Jim Vinion, facility manager, said the lockers being auctioned had been in arrears for many months. He said the people who rent the units are delinquent in paying their rent.

“We always contact the customer until right before the auction starts to try and get some type of settlement from them,” he said.

Vinion said bidders are given the opportunity to peek inside each locker before they bid, but they can’t go through any of the contents. Most of the bidding is done blind because so much of the lockers’ contents is boxed up.

Dan Wolcott, owner of Dan’s Odds & Ends in Tallmadge, said it’s unusual for lockers to contain items worth a lot of money.

“People think they’re getting a treasure, like what’s on TV,” he said. “People spend $300 or $400 on a unit filled with $100 worth of stuff.”

Wolcott said he came close to winning a few lockers Tuesday but was outbid. He said several units topped out at about $500.

“There was nothing that was really worth the money,” he said.

Nick Harvey, who owns South Side Thrift Store in Youngstown, said he’s been coming to the public sales for about six years looking for additions to his store.

“You’re basically buying it blind,” he said. “But maybe 70 percent of the contents will be useful items. The other 30 percent is just trash.”
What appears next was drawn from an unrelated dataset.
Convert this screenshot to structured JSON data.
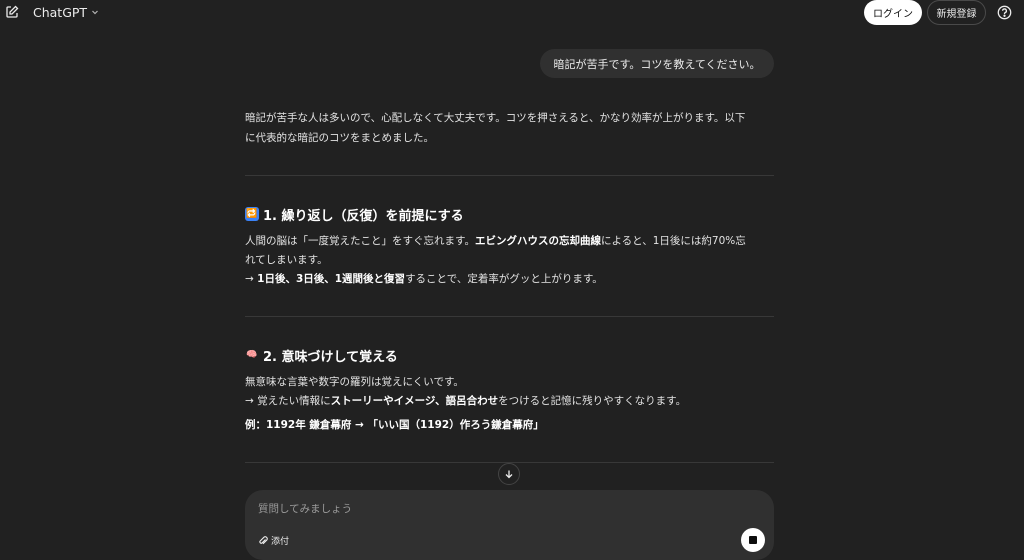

Harvey said the most common items found inside the lockers are household items — furniture, electronics and clothes.

Some of the items found inside the units on Tuesday included televisions, bed frames, children’s toys and mannequins, along with boxes of miscellaneous items.

“You really just never know what’s going to be inside,” he said. “There’s no guarantee I’ll get something every time.”
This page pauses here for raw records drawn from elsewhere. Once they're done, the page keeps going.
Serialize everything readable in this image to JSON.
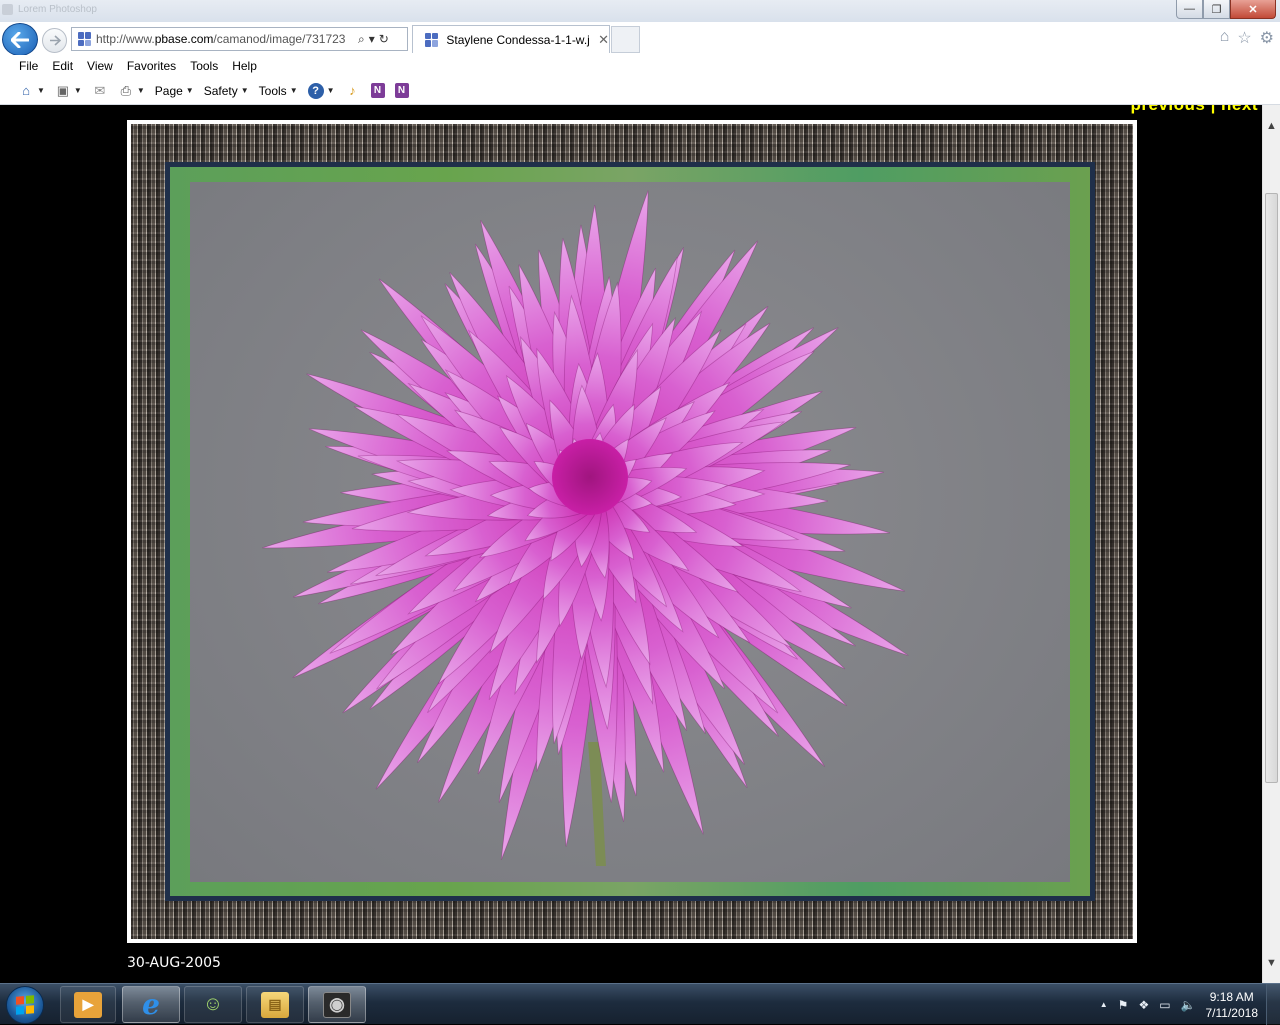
{
  "window": {
    "ghost_title": "Lorem Photoshop",
    "minimize_label": "—",
    "restore_label": "❐",
    "close_label": "✕"
  },
  "navigation": {
    "back_icon": "back-arrow-icon",
    "forward_icon": "forward-arrow-icon",
    "url_prefix": "http://www.",
    "url_domain": "pbase.com",
    "url_path": "/camanod/image/731723",
    "search_glyph": "⌕",
    "dropdown_glyph": "▾",
    "refresh_glyph": "↻"
  },
  "tab": {
    "title": "Staylene Condessa-1-1-w.j...",
    "close_label": "✕"
  },
  "toolbar_right": {
    "home": "⌂",
    "favorites": "☆",
    "settings": "⚙"
  },
  "menu": [
    "File",
    "Edit",
    "View",
    "Favorites",
    "Tools",
    "Help"
  ],
  "command_bar": {
    "page_label": "Page",
    "safety_label": "Safety",
    "tools_label": "Tools",
    "help_glyph": "?",
    "onenote_1": "N",
    "onenote_2": "N"
  },
  "content": {
    "prev_next_text": "previous | next",
    "date": "30-AUG-2005",
    "colors": {
      "flower_core": "#c81fa6",
      "flower_petal": "#d860d0",
      "flower_tip": "#e9a6ea",
      "background": "#000000",
      "link_yellow": "#ffff00"
    }
  },
  "scrollbar": {
    "up_glyph": "▲",
    "down_glyph": "▼"
  },
  "taskbar": {
    "apps": [
      {
        "name": "media-player",
        "glyph": "▶"
      },
      {
        "name": "internet-explorer",
        "glyph": "e"
      },
      {
        "name": "network-people",
        "glyph": "☺"
      },
      {
        "name": "file-explorer",
        "glyph": "▤"
      },
      {
        "name": "photo-viewer",
        "glyph": "◉"
      }
    ],
    "tray": {
      "expand": "▲",
      "flag": "⚑",
      "dropbox": "❖",
      "power": "▭",
      "volume": "🔈"
    },
    "time": "9:18 AM",
    "date": "7/11/2018"
  }
}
Harvey said in his six years bidding at the public sales, he’s never seen a group so large.

“It’s usually a handful of people bidding on four or five lockers,” he said.

Wolcott said he thinks the auctions are becoming more popular because of television shows such as A&E’s “Storage Wars.”

He said he’s been bidding on lockers for about three years and only once has he hit the jackpot on a locker filled with valuables — something the stars of Storage Wars seem to do on a regular basis.

“Three years ago I bid $850 on a locker at an auction in Cleveland that was filled with brand-new electronics,” he said. “I made a $20,000 profit on that stuff. But that really never happens.”